Bill McKibben, 350.org founder: “It was native people and Nebraska ranchers that really started this battle, and so it’s so fitting that they’re the ones leading this last appeal to the president to do the right thing. We’ve gone wrong in this country before when we didn’t listen to its original inhabitants; let’s hope Keystone becomes the opportunity to show we’re wising up.”

Faith Spotted Eagle, Yankton Sioux: “We are writing a new history by standing on common ground by preventing the black snake of Keystone XL from risking our land and water. We have thousands of Native sacred sites that will be affected adversely. The Americans facing eminent domain now know what it felt like for us to lose land to a foreign country.  There is no fairness or rationale to justify the risk of polluting our waterways with benzene and other carcinogens. Native people are ready to speak for the four-leggeds and the grandchildren who cannot speak for themselves. The answer is no pipeline.”

Michael Brune, Sierra Club executive director: “The April 27 ’Reject and Protect’ march will focus on the communities on the front line of the Keystone XL tar sands fight. Dirty tar sands threaten our climate, and they threaten the health and well-being of the people who live along the proposed Keystone XL tar sands pipeline route. For these families, nothing short of their water, land, and their children’s safety is at stake.  The Sierra Club is proud to stand with these communities and call on President Obama to reject dirty and dangerous tar sands once and for all.”

Roger Milk, Rosebud Sioux: “This just isn’t an Indian thing. We all drink the same water.”

Jane Kleeb, Bold Nebraska executive director: “Tribal and ranching communities protect our neighbors first and foremost. That is at our core. We will bring our pipeline fighting spirit to Washington, DC in order for President Obama to see our faces so he knows he is not making a decision about a line on a map, he is making a decision about our families and our neighbors. The President said he wants to be able to look at his daughters and say ‘yes he did’ do everything he could to combat climate change.
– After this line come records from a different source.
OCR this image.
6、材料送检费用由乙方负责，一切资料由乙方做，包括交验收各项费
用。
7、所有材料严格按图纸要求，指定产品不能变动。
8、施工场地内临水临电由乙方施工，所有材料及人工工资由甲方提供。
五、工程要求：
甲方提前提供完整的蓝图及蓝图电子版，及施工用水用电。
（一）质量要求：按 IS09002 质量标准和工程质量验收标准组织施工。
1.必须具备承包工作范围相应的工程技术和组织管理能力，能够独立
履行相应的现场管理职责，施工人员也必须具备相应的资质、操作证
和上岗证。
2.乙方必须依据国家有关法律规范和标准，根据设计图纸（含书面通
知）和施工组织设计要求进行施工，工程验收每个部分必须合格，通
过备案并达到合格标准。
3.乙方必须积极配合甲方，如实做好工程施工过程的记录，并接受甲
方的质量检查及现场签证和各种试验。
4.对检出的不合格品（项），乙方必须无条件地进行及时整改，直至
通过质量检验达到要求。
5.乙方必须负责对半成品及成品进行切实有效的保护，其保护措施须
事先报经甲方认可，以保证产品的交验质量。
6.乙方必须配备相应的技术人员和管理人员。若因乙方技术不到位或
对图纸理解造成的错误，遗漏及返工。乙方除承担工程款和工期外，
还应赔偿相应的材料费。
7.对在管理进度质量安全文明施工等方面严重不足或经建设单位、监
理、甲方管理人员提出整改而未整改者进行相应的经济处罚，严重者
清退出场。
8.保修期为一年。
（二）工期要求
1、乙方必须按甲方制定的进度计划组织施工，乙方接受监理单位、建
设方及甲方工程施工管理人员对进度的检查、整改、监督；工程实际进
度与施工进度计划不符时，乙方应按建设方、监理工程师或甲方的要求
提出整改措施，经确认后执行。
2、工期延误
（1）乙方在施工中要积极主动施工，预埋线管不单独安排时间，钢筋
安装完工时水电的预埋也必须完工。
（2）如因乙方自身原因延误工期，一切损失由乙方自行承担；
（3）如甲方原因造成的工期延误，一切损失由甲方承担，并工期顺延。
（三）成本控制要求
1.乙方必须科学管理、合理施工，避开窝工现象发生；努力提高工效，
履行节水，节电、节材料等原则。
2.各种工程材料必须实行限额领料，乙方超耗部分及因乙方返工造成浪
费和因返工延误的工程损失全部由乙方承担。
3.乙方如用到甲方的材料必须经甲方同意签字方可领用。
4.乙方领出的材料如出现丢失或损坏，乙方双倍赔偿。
We intend to ensure he honors his word.”

Gary Dorr, Nez Perce, Shielding the People media coordinator: “We will Stand the Line.”

Maura Cowley, Energy Action Coalition executive director: “Indigenous communities and ranchers are fighting to stop Keystone XL as a matter of survival, and it’s time that we and President Obama stand with them to stop this dirty and destructive project from ruining their land and water. For too long indigenous communities have encouraged us to look out for future generations and our country has ignored them. This must end with the Keystone decision, nothing short of our future is at stake.”

Becky Bond, CREDO political director: “People literally living on the frontlines of our fight against Keystone XL will be taking their case directly to the president in April. We stand in solidarity with the ranchers and tribes whose lands and waters face imminent danger from the imposition of a dirty pipeline by a foreign oil company. And CREDO joins over 86,000 people who are willing to risk arrest if necessary to back up that solidarity with action.”